Un an après une première tentative avortée, Jean-Luc Mélenchon relance la menace destitution. Cette initiative survient alors que François Bayrou, fragilisé, a décidé d’engager la responsabilité de son gouvernement devant l’Assemblée nationale en recourant à l’article 49 alinéa 1, avec un vote de confiance prévu le 8 septembre. Si la France insoumise a déjà fait savoir qu’elle ne voterait pas cette confiance, le parti entend aller plus loin : « Je vous informe que nous allons recommencer le 23 septembre et déposer – en plus de la motion de censure qui ne servira sans doute plus à rien puisque le gouvernement sera tombé d’ici là – une motion de destitution, » a prévenu Jean-Luc Mélenchon. Pour le chef de file insoumis, la crise actuelle ne saurait être imputée au seul Premier ministre : « S’il y a un responsable, c’est le président de la République », a-t-il insisté. Une première tentative du parti en 2024 n’avait pas abouti, rejetée largement en commission des lois. Mais LFI persiste, et prévoit de relancer la procédure le 23 septembre.
Que prévoit l’article 68 ?
Inscrit dans la Constitution française depuis 2007, l’article 68 prévoit qu’un Président puisse être démis de ses fonctions en « cas de manquement à ses devoirs manifestement incompatible avec l’exercice de son mandat ». La possibilité de destituer dans ces conditions le président de la République a un lien étroit avec son irresponsabilité, décrite à l’article 67 de la Constitution, et consiste en une sanction politique puisqu’elle est prononcée par la réunion de l’Assemblée nationale et du Sénat. Elle concerne aussi bien « le comportement politique, que privé du Président, à condition que ses actes aient porté atteinte à la dignité de sa fonction », indique le site vie publique.
Une procédure complexe et encadrée
Le processus est complexe. La destitution doit être déclenchée par l’Assemblée nationale ou par le Sénat. Le président n’est donc pas jugé pénalement, mais sur sa capacité politique à rester en fonction. Pour être recevable, la proposition de résolution doit être signée par au moins un dixième des membres de la chambre concernée, soit 58 députés ou 35 sénateurs. « Ce qui est relativement peu », souligne Théo Ducharme, professeur de droit à l’université d’Aix-Marseille. Avec 73 députés, LFI peut donc franchir cette première étape. Mais, insiste-t-il, « ils ont la charge de motiver quels sont les manquements du président à son rôle ». Une fois déposée, la proposition doit être déclarée « recevable » par le bureau de l’Assemblée, puis examinée par la commission des lois. Pour être adoptée, elle doit être « inscrite à l’ordre du jour et obtenir les deux tiers des voix en séance publique » indique le professeur de droit public. « Un résultat complexe à obtenir », rappelle Théo Ducharme. Si la première chambre adopte la proposition, elle est transmise à l’autre, qui doit suivre la même procédure. Le rejet par l’une d’elles met fin au processus. En cas d’approbation par les deux chambres, la Haute Cour se réunit. Elle est composée de 22 membres, 11 députés et 11 sénateurs désignés de manière à « refléter les équilibres politiques du Parlement » précise le professeur des universités.

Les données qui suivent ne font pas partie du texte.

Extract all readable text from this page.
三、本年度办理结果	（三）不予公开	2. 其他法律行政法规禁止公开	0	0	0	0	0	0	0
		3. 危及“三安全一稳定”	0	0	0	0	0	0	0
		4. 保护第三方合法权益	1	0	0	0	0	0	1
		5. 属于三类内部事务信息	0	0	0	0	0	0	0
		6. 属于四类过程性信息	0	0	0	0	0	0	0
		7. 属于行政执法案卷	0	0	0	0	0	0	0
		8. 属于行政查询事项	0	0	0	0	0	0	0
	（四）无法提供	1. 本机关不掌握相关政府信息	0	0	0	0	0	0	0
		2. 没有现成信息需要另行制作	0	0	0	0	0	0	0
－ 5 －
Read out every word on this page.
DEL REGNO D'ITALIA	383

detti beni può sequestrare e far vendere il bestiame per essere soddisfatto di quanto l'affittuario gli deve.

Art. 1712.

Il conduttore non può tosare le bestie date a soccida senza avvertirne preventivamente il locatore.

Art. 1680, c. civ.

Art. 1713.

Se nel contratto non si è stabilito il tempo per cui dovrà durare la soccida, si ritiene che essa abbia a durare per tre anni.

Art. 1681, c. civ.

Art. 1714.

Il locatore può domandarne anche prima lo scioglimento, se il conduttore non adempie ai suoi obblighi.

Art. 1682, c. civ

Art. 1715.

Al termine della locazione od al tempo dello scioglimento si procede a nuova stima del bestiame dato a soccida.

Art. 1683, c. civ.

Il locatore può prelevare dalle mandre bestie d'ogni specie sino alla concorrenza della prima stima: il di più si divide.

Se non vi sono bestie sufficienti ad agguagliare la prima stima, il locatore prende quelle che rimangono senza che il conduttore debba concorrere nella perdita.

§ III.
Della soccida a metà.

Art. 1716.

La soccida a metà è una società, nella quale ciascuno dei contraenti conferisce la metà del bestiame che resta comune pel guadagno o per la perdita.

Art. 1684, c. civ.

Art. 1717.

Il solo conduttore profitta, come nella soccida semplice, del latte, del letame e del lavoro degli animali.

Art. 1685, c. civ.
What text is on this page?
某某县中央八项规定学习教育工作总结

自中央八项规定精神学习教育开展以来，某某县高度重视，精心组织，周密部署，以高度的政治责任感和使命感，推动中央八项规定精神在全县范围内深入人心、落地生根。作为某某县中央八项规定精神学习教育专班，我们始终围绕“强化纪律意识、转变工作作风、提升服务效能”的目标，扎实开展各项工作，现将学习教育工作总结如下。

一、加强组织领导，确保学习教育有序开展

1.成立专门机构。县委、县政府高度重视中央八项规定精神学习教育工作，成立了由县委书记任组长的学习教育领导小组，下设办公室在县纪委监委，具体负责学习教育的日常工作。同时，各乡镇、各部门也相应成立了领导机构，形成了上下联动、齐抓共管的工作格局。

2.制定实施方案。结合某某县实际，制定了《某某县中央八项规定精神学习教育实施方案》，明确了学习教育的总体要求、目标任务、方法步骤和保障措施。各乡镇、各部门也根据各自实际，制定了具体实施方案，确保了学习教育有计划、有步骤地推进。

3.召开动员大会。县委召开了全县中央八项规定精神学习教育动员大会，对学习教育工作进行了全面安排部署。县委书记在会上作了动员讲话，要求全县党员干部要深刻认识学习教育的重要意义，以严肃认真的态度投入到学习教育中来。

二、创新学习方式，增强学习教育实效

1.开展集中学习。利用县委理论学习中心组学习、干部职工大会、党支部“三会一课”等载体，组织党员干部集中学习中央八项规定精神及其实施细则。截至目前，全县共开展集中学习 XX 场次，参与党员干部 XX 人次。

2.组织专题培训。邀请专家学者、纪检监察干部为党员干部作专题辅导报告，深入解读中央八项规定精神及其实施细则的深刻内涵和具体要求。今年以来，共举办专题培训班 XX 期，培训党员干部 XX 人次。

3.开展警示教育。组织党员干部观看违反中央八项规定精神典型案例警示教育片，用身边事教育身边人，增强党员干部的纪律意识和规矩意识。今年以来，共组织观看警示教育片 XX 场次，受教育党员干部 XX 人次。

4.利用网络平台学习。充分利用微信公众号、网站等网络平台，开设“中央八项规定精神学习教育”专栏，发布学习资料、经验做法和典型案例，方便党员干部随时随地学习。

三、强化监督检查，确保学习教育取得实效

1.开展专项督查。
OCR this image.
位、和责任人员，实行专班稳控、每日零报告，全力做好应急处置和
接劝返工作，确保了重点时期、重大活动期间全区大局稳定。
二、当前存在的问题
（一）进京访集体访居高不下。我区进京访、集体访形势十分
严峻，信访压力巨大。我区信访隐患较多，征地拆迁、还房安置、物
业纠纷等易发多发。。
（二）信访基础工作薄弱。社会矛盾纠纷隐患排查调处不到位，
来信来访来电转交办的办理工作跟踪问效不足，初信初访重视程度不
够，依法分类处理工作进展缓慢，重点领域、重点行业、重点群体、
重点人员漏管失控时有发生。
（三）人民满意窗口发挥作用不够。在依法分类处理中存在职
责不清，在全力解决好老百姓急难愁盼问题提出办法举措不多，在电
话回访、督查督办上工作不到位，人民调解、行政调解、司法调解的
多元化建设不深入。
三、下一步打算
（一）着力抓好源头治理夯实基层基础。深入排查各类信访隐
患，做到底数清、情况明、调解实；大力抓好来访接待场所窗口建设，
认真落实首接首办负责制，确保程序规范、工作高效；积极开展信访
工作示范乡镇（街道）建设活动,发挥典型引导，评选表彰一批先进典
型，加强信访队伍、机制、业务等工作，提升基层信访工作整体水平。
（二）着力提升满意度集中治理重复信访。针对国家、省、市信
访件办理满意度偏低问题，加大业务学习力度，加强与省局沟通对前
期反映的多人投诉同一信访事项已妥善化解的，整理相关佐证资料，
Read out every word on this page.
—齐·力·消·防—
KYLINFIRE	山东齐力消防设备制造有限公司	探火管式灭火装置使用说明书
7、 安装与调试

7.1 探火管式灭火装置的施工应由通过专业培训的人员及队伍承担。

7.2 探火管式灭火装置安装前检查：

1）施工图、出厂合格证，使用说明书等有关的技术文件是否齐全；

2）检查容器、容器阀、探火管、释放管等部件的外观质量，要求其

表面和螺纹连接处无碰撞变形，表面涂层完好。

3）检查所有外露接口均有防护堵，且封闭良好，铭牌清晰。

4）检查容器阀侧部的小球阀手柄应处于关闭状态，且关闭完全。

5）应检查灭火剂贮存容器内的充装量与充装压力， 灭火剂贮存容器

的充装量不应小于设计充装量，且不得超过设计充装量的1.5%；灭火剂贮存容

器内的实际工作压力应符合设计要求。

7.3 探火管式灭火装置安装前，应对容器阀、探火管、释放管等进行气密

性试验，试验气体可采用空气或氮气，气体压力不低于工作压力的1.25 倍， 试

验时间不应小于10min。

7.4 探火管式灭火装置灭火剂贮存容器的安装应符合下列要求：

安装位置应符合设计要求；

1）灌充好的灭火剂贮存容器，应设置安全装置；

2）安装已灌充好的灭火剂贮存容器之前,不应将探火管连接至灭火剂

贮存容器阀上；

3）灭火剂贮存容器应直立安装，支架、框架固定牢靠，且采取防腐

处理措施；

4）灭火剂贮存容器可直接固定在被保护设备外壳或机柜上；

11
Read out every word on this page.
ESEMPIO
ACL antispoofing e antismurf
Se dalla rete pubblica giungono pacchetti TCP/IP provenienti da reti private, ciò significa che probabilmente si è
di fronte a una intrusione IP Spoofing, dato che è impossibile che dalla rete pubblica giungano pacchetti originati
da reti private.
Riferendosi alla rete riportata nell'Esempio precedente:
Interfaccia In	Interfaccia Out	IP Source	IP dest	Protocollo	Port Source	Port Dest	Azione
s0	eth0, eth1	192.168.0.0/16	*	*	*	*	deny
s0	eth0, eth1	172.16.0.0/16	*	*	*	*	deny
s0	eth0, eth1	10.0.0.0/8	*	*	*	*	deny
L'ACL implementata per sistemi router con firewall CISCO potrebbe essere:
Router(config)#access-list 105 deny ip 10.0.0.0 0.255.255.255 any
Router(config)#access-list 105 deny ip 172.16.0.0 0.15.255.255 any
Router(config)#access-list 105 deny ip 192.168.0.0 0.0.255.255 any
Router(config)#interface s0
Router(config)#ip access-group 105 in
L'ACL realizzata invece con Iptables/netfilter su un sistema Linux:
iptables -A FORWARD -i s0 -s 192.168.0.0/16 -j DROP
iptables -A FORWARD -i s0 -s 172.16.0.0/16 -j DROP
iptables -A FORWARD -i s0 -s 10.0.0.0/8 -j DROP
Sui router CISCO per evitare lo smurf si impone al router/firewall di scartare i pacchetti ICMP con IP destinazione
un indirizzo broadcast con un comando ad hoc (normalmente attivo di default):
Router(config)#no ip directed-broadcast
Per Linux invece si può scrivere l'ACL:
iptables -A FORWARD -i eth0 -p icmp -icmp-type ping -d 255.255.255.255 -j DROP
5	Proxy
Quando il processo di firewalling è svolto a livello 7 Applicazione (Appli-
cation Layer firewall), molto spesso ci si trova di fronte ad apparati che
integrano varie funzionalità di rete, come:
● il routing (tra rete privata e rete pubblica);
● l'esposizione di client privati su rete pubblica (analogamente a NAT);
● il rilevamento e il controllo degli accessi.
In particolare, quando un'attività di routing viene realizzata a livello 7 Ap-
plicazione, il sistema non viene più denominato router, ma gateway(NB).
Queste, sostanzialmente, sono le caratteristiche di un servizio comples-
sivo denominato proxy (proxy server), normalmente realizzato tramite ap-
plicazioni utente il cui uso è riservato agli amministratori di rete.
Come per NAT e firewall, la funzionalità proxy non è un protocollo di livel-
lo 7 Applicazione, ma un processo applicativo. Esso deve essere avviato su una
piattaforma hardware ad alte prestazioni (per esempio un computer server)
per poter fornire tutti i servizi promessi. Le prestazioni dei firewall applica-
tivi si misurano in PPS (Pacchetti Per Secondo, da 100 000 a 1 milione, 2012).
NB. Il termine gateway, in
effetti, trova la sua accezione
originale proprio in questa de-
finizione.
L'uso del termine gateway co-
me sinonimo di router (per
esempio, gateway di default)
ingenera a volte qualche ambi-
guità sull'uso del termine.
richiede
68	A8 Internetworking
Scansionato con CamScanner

Après la destitution, l’intérim
Une commission spécifique, formée de six vice-présidents de l’Assemblée et de six du Sénat, est chargée d’instruire la demande. Elle dispose des pouvoirs d’une commission d’enquête et peut même « auditionner le président de la République », qui peut se faire assister « par toute personne de son choix » rappelle Théo Ducharme. À l’issue de ces travaux, un rapport est rendu public et transmis aux membres de la Haute Cour. Le débat se tient en séance publique et se conclut par un vote à « bulletin secret ». Pour qu’elle soit effective, la destitution doit recueillir les deux tiers des suffrages, soit 617 parlementaires sur 925. En cas de destitution, le président du Sénat assure l’intérim, et une élection présidentielle doit être organisée dans les 20 à 35 jours.
Une arme symbolique plus que réaliste
Sous la Ve République, aucun président n’a jamais été destitué. Les précédents n’ont pas dépassé les premières étapes. En 2016, une tentative contre François Hollande, initiée par Les Républicains après la parution du livre « Un président ne devrait pas dire ça… », avait été rapidement rejetée. En 2024, LFI avait aussi tenté la procédure, sans succès. Un an plus tard, l’issue semble tout aussi compromise. Pour Théo Ducharme, il s’agit avant tout « d’une procédure qui reste politique, avec une grande liberté laissée aux parlementaires dans la qualification du manquement ».